If not lower prices, then what? Defenders say that opening U.S. markets
is an act of political and strategic importance because it would stabilize
Central and South American fledgling democracies. They say Americans
will save in the long run and American exports will flourish in new emerging
markets. Those upstanding goals don't make for a fair trade. Brazil is
talking about expanding. Florida is talking about surviving.
Citrus is vital not just to Florida's economy but to its image. Florida
has been known for orange groves almost since it became a state. Taking
the orange trees out of the Sunshine State would be like taking Mickey
Mouse out of Disney World. Ed Smoak, a second-generation grower with
3,000 acres in Highlands County, hopes for his business to be passed
to a fourth generation. Land values in the state's interior are low,
and demand for development doesn't compare with that in coastal communities. "I'm
already betting the farm," he said. "I don't know what else
to bet."
In Palm Beach County, owners of three citrus groves have lobbied for
years for development rights. One grove, Callery-Judge in The Acreage,
gave up on juice a decade ago, fearing the inability to compete with
Brazil. But the alternative, marketing fresh fruit such as tangerines,
doesn't pay, either, defeated by unexpected competition from Spain.
Poor prospects would give
landowners another argument for converting fruit trees to suburbia.

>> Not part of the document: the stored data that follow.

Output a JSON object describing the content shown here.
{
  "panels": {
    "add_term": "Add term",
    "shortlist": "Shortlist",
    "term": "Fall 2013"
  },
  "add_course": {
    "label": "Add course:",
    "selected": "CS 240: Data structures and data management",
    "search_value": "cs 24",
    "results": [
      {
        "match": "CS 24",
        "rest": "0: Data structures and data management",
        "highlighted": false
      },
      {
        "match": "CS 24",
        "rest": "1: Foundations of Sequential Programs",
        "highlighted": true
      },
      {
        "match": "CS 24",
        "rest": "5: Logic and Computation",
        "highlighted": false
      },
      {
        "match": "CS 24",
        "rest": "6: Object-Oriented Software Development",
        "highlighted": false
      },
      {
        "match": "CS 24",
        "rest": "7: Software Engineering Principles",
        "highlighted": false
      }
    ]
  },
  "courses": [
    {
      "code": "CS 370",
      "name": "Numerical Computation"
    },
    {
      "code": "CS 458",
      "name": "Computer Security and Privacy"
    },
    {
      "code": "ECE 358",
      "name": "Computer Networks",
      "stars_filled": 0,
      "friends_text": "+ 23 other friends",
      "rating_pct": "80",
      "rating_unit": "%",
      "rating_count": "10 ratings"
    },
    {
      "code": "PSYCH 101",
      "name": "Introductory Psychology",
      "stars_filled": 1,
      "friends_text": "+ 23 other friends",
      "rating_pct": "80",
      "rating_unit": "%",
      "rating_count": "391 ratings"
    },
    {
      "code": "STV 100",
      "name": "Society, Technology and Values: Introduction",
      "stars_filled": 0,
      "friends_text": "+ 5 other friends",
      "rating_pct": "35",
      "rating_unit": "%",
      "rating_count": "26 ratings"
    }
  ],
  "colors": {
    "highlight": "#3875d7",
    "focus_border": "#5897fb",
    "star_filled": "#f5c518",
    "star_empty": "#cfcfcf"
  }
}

Phasing out the tariff would make it hard for growers to get loans.
Trade ministers are a long way from completing a deal. They're hung
up over the Bush administration's refusal to discuss subsidies for
such products as sugar and its determination to open markets to U.S.
service and intellectual properties. There's a good chance that the talks
will produce nothing. At this point, Florida would be better off.